EIA: Mexico’s energy reform will address many challenges

May 27, 2014
As Mexico prepares to lift its 1938 ban on private sector energy investment, many of the challenges that have resulted in a decade-long decline in Mexico’s oil production are promised to be addressed, according to the US Energy Information Administration.

As Mexico prepares to lift its 1938 ban on private sector energy investment, many of the challenges that have resulted in a decade-long decline in Mexico’s oil production are promised to be addressed, according to the US Energy Information Administration.

“Last year, Mexico produced 2.9 million b/d of total liquids, continuing the decline from its peak of 3.85 million b/d in 2004. Crude oil is the most significant component of Mexico's liquid fuels production, accounting for at least 85% of production in the past 2 decades,” EIA said, adding that preliminary estimates indicated crude oil production in April was 2.5 million b/d—the lowest monthly average since 1995.

In late 2013, Mexico’s Congress approved an historic energy reform aimed at ending the 75-year monopoly of Petroleos Mexicanos (Pemex) and allowing for greater foreign investment.

The new reforms include:

• Create four oil and gas exploration and production contract models, including service contracts, production-sharing, profit-sharing, and licenses.
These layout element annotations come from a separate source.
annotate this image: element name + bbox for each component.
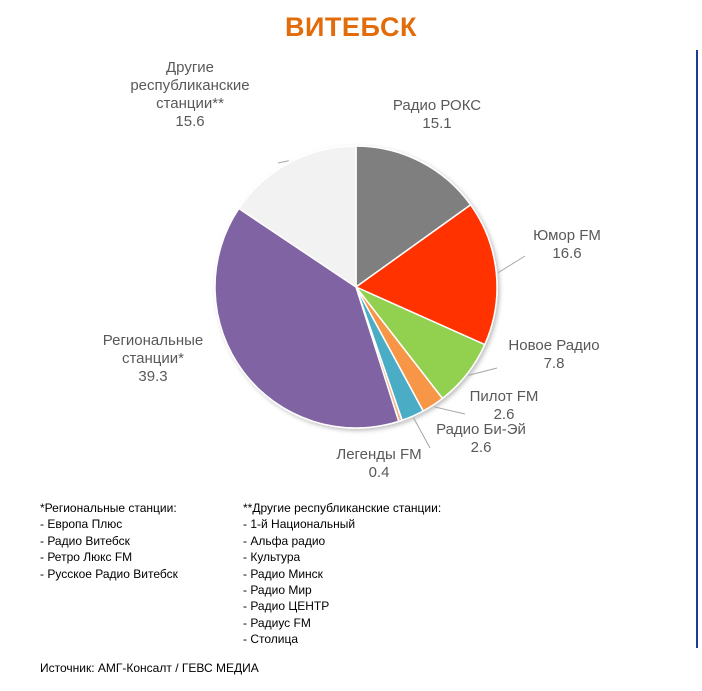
regional-note-item: - Радио Витебск <box>40 533 130 548</box>
leader-line <box>498 255 526 274</box>
leader-line <box>413 417 431 449</box>
leader-line <box>468 367 498 376</box>
pie-slice <box>354 203 498 346</box>
slice-value: 2.6 <box>494 406 515 423</box>
pie-slice <box>214 207 400 429</box>
slice-name: Радио РОКС <box>393 97 481 114</box>
other-note-item: - Культура <box>243 550 301 565</box>
slice-name: Юмор FM <box>533 227 601 244</box>
slice-value: 2.6 <box>471 439 492 456</box>
leader-lines <box>277 160 526 449</box>
divider-line <box>696 50 698 648</box>
slice-label: Легенды FM 0.4 <box>336 446 421 481</box>
regional-note-item: - Русское Радио Витебск <box>40 566 178 581</box>
slice-name: станции** <box>156 95 224 112</box>
slice-name: республиканские <box>130 77 249 94</box>
slice-name: станции* <box>122 350 184 367</box>
slice-name: Пилот FM <box>470 388 539 405</box>
other-note-item: - Радио Минск <box>243 566 323 581</box>
slice-name: Другие <box>166 59 214 76</box>
other-note-item: - Радио Мир <box>243 583 312 598</box>
slice-value: 16.6 <box>552 245 581 262</box>
other-stations-note: **Другие республиканские станции: - 1-й … <box>243 500 441 648</box>
slice-label: Другие республиканские станции** 15.6 <box>130 59 249 130</box>
slice-value: 15.6 <box>175 113 204 130</box>
slice-value: 39.3 <box>138 368 167 385</box>
other-note-item: - Столица <box>243 632 299 647</box>
slice-label: Пилот FM 2.6 <box>470 388 539 423</box>
slice-label: Юмор FM 16.6 <box>533 227 601 262</box>
slice-value: 0.4 <box>369 464 390 481</box>
other-note-item: - Альфа радио <box>243 533 326 548</box>
regional-note-item: - Ретро Люкс FM <box>40 550 133 565</box>
other-note-item: - Радиус FM <box>243 615 311 630</box>
pie-chart: Радио РОКС 15.1 Юмор FM 16.6 Новое Радио 7.8 П… <box>103 59 601 481</box>
leader-line <box>433 406 466 415</box>
slice-name: Новое Радио <box>508 337 599 354</box>
regional-note-item: - Европа Плюс <box>40 517 123 532</box>
slice-name: Региональные <box>103 332 203 349</box>
slice-label: Радио РОКС 15.1 <box>393 97 481 132</box>
page-title: ВИТЕБСК <box>285 12 417 42</box>
slice-label: Радио Би-Эй 2.6 <box>436 421 526 456</box>
slice-value: 15.1 <box>422 115 451 132</box>
slice-labels: Радио РОКС 15.1 Юмор FM 16.6 Новое Радио 7.8 П… <box>103 59 601 481</box>
source-note: Источник: АМГ-Консалт / ГЕВС МЕДИА <box>40 661 259 675</box>
pie-slice <box>355 145 472 289</box>
slice-name: Легенды FM <box>336 446 421 463</box>
pie-slice <box>237 145 357 289</box>
regional-stations-note: *Региональные станции: - Европа Плюс - Р… <box>40 500 178 582</box>
other-note-item: - Радио ЦЕНТР <box>243 599 330 614</box>
other-note-item: - 1-й Национальный <box>243 517 356 532</box>
regional-note-heading: *Региональные станции: <box>40 501 177 515</box>
pie-slices <box>214 145 498 429</box>
slice-name: Радио Би-Эй <box>436 421 526 438</box>
slice-value: 7.8 <box>544 355 565 372</box>
leader-line <box>277 160 289 164</box>
other-note-heading: **Другие республиканские станции: <box>243 501 442 515</box>
slice-label: Новое Радио 7.8 <box>508 337 599 372</box>
slice-label: Региональные станции* 39.3 <box>103 332 203 385</box>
• Give Pemex first refusal on developing Mexican resources before private companies begin bidding rounds (Round Zero), in which Pemex can provide financial and technical plans to develop the resources within 3 years.
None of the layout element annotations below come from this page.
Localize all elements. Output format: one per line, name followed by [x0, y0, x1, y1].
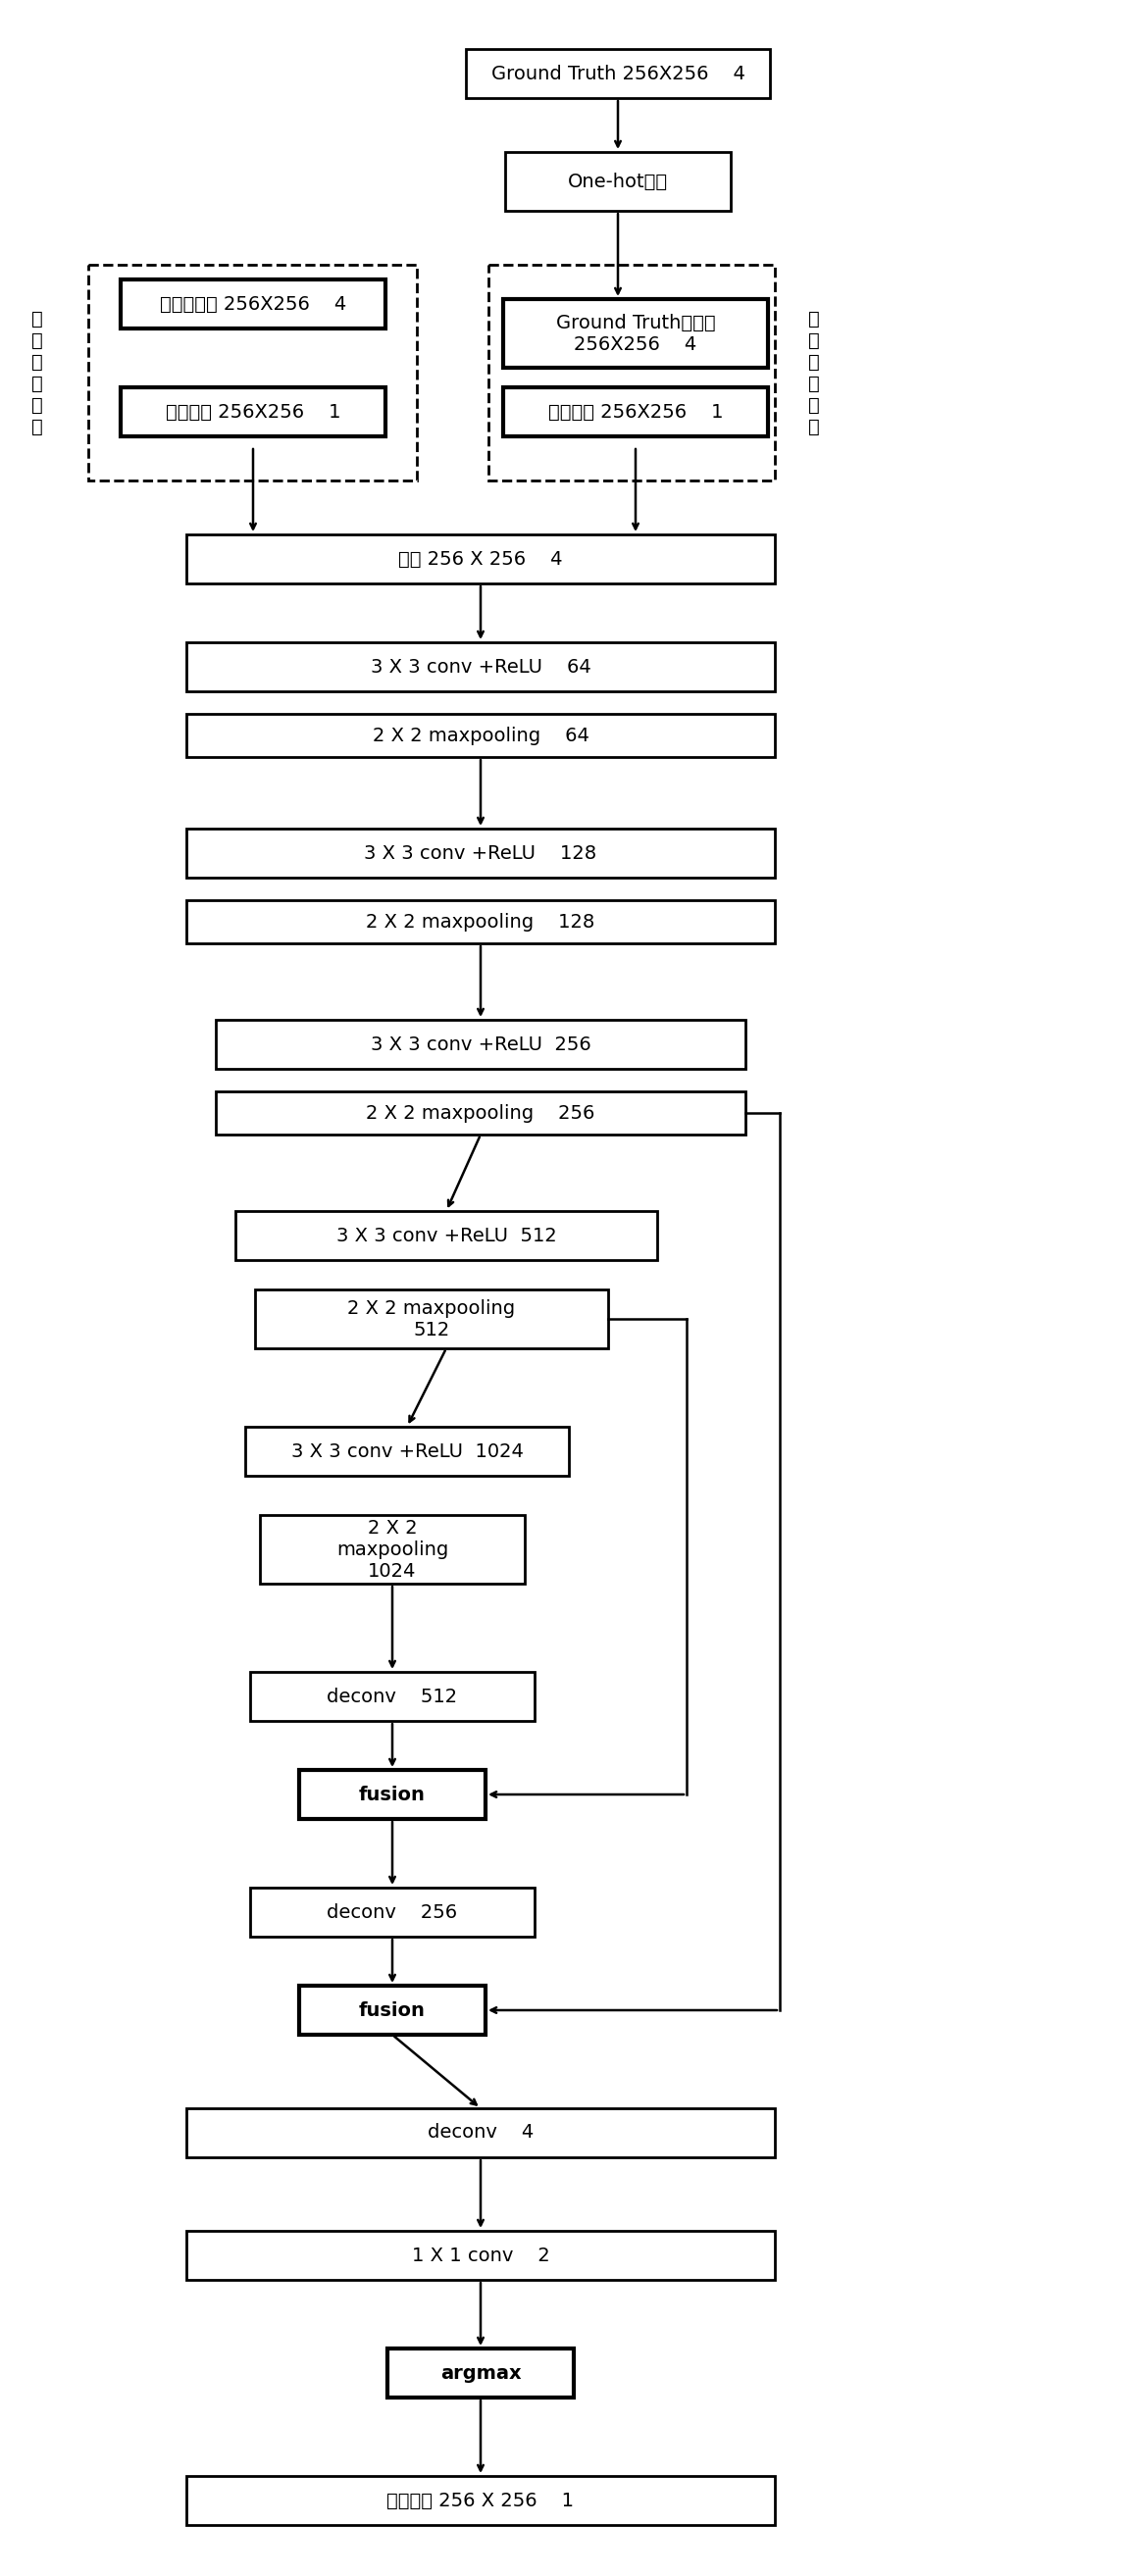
Text: 对
应
像
素
组
集: 对 应 像 素 组 集 — [809, 309, 820, 435]
Text: 对
应
像
素
组
集: 对 应 像 素 组 集 — [32, 309, 43, 435]
Text: 3 X 3 conv +ReLU    64: 3 X 3 conv +ReLU 64 — [370, 657, 591, 675]
Text: 2 X 2
maxpooling
1024: 2 X 2 maxpooling 1024 — [336, 1517, 449, 1579]
Bar — [187, 829, 775, 878]
Text: 1 X 1 conv    2: 1 X 1 conv 2 — [412, 2246, 550, 2264]
Bar — [250, 1672, 534, 1721]
Text: One-hot编码: One-hot编码 — [568, 173, 668, 191]
Text: 3 X 3 conv +ReLU  1024: 3 X 3 conv +ReLU 1024 — [291, 1443, 523, 1461]
Bar — [187, 641, 775, 690]
Text: 3 X 3 conv +ReLU    128: 3 X 3 conv +ReLU 128 — [364, 845, 597, 863]
Bar — [255, 1291, 609, 1347]
Bar — [216, 1092, 746, 1133]
Bar — [503, 386, 768, 435]
Text: 3 X 3 conv +ReLU  512: 3 X 3 conv +ReLU 512 — [336, 1226, 557, 1244]
Bar — [187, 2476, 775, 2524]
Bar — [387, 2349, 574, 2398]
Text: 3 X 3 conv +ReLU  256: 3 X 3 conv +ReLU 256 — [370, 1036, 591, 1054]
Text: Ground Truth编码图
256X256    4: Ground Truth编码图 256X256 4 — [556, 314, 716, 353]
Text: 2 X 2 maxpooling
512: 2 X 2 maxpooling 512 — [348, 1298, 515, 1340]
Text: 输入 256 X 256    4: 输入 256 X 256 4 — [398, 549, 562, 569]
Bar — [299, 1986, 486, 2035]
Bar — [88, 265, 417, 482]
Bar — [505, 152, 731, 211]
Bar — [216, 1020, 746, 1069]
Text: deconv    512: deconv 512 — [327, 1687, 458, 1705]
Bar — [187, 714, 775, 757]
Bar — [250, 1888, 534, 1937]
Bar — [488, 265, 775, 482]
Text: fusion: fusion — [359, 2002, 425, 2020]
Text: deconv    4: deconv 4 — [428, 2123, 533, 2143]
Text: deconv    256: deconv 256 — [327, 1904, 458, 1922]
Text: 2 X 2 maxpooling    64: 2 X 2 maxpooling 64 — [372, 726, 588, 744]
Bar — [120, 386, 386, 435]
Bar — [187, 2107, 775, 2156]
Bar — [187, 899, 775, 943]
Text: 原始图像 256X256    1: 原始图像 256X256 1 — [548, 402, 723, 420]
Bar — [245, 1427, 569, 1476]
Text: fusion: fusion — [359, 1785, 425, 1803]
Bar — [503, 299, 768, 368]
Bar — [120, 278, 386, 330]
Bar — [187, 2231, 775, 2280]
Text: Ground Truth 256X256    4: Ground Truth 256X256 4 — [490, 64, 745, 82]
Bar — [260, 1515, 524, 1584]
Bar — [235, 1211, 657, 1260]
Text: argmax: argmax — [440, 2365, 521, 2383]
Text: 置信度图 256 X 256    1: 置信度图 256 X 256 1 — [387, 2491, 574, 2509]
Bar — [187, 533, 775, 582]
Text: 分割特征图 256X256    4: 分割特征图 256X256 4 — [160, 294, 346, 314]
Text: 原始图像 256X256    1: 原始图像 256X256 1 — [165, 402, 341, 420]
Bar — [299, 1770, 486, 1819]
Bar — [466, 49, 770, 98]
Text: 2 X 2 maxpooling    256: 2 X 2 maxpooling 256 — [366, 1103, 595, 1123]
Text: 2 X 2 maxpooling    128: 2 X 2 maxpooling 128 — [367, 912, 595, 930]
• Give regulatory authority over the oil and gas sectors to the Energy Regulatory Commission, the Secretary of Energy, and the National Hydrocarbon Commission, and create the new National Agency of Industrial Safety and Environmental Protection.

• Keep Pemex as state-owned but with more administrative and budgetary autonomy, and allow the company to compete for bids with other firms on new projects.

• Establish the Mexican Petroleum Fund to manage contract payments and oil revenue.

Before the reforms can take effect, Mexico’s legislature must finalize the secondary laws detailing the fiscal regime, including the contract terms for the exploration and production models and local content requirements. The secondary legislation is expected to be finalized by early August.

Unlike the contract terms and local content requirements, which require legislative action to implement, Pemex is already moving forward with its proposal to retain oil and gas assets in the deepwater oil fields in the Perdido fold belt and offshore gas fields in Lakach. These proposals have been submitted to the energy ministry and a final decision will be announced in September.